Tuesday, June 29, 2010

A special place

She reminded me of Tinkerbell, the Disney fairy from Peter Pan. Except that her hair had a little more of a strawberry blonde color. She was petite and full of life. She usually was bringing in a prescription for one of her two kids, both under the age of two. Typical stuff....amoxicillin, ear drops, eye drops. And she was so patient with the children. Nothing seemed to ruffle her feathers.

This time, however, she didn't look quite right. Her face was ashen. Her smile wasn't there today. She walked up to the counter and handed me three prescriptions.... Percocet, Phenergan, and Megace.

She had just been released from the hospital after a couple weeks in the cancer unit. She was diagnosed with cervical cancer at age 25.

Over the next few months I saw her on an all too frequent basis. More Phenergan. Some MS Contin. Zofran. Antibiotics. Some days she looked like her old self, other days she had that gray cast to her skin.

Then one day her mother stopped in with a prescription for one of the kids. That's when I realized that I hadn't seen her for several months. I pulled up her profile and saw that we hadn't filled anything in quite a while. Fearing the worst, I asked her mother what had happened.



She had been given a clean bill of health and had started part-time as a home health aid. That aching feeling in my gut went away. This is not the type of person who should die young.

Then I started seeing her in the pharmacy again. More stuff for the kids. She had that sparkle back.



A year or so later her mother stopped in again. The cancer was back, and it had spread. She battled for a few more months, but her body was beaten. She died at the age of 27, leaving a 3 and 4 year old behind for grandma and grandpa to raise.


* * * * *


Fast forward two more years. Grandma came in to fill her own prescriptions... Megace, OxyContin, and OxyIR. She had just been diagnosed with ovarian cancer.

That's just not fair. Those kids had lost their mother to cancer and now grandma was facing it.

Grandma tried radiation and chemotherapy, but they didn't help. The cancer had made it into her bones and lungs. Over the next few months, I saw her OxyContin dose grow until she was taking 160mg twice daily, with OxyIR for the breakthrough pain. I didn't think about the dosages because she had been titrated up and you could see the pain in her face.
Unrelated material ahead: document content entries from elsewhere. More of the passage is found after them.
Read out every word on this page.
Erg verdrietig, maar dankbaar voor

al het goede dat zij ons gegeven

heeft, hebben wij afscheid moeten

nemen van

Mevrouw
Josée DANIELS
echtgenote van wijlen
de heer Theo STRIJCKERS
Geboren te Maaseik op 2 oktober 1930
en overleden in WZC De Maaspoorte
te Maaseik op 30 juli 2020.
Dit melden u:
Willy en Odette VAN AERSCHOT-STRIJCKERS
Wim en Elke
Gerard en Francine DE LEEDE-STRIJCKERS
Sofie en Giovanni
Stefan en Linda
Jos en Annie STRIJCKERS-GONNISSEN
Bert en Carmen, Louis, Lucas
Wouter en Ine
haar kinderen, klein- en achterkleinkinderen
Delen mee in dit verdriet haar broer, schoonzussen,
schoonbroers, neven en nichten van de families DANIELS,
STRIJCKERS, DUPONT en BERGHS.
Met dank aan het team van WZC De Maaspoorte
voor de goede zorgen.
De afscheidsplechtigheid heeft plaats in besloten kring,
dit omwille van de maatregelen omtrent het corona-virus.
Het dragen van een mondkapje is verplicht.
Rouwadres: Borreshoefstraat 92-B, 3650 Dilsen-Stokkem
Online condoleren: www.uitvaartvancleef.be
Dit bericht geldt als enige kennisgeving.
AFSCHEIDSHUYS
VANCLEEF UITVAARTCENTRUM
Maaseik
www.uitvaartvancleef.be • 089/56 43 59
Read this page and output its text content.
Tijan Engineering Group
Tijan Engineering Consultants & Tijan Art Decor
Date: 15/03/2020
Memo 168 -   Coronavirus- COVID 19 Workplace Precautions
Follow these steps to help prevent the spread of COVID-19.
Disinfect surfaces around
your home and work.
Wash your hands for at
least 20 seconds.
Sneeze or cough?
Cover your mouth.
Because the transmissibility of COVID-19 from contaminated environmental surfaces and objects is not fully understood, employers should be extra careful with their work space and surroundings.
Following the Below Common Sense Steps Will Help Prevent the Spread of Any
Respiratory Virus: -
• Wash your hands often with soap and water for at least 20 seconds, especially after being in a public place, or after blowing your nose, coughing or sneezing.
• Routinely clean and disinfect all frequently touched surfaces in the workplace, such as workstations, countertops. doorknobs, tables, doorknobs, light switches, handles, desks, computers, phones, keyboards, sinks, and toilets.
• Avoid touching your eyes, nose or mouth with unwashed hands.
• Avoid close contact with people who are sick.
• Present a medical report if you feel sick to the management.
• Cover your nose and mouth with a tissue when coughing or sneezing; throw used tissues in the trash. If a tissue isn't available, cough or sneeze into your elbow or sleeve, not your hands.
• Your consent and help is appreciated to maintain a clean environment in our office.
Then one Friday she came in with a new OxyContin prescription. She had just filled it on Monday so I was curious as to why she needed it again. The dose and directions were the same. Then she produced the police report.

Her 17 year old granddaughter had stolen the entire bottle from her kitchen. One-hundred and twenty tablets. The police were able to recover most of the tablets, but were not able to return the tablets because they were now evidence in a narcotics trafficking case.

I tried to process the claim, but of course the PBM rejected it. I called to get an over-ride, offering to fax the entire police report to the PBM. They declined. No early narcotics. No exceptions. The insurance did let us know when the next available fill date was... 22 days from now.

We figured out how many tablets would be needed until the next available fill date from the insurance. Grandma paid full retail (over $1000) just to have relief from her cancer pain.




A note to the granddaughter and PBM..... there's a special corner of Hell for people like you.

3 comments:

RxKerBer said...

When I was doing my rotations, I worked at a consulting pharmacy for hospice patients. They reserved fentanyl patches mostly for patients with diversion in the home. It happened so often. I just cannot imagine how someone could take their dying loved one's pain meds.

Phathead said...

Seriously... what the hell?

Words escape me at the moment, which is not very easy to do.

Anonymous said...

When I worked in a hospital, there were three specific incidences with different nurses that 'took' their patient's medications. One was an orthopedic nurse who took the patient's take home prescription, another was an OB nurse whose patient was a doctor's wife, and the doctor became suspicious when his wife was not receiving adequate relief, and the third case was an ICU nurse whose patient(s) suffered variously from trauma to pulmonary hypertension to you name it for what patients are admitted to intensive care. Perhaps the 'loved' ones didn't really have a realistic view of how much pain was being experienced, but surely a nurse would know. Those nurses are already in a special hell.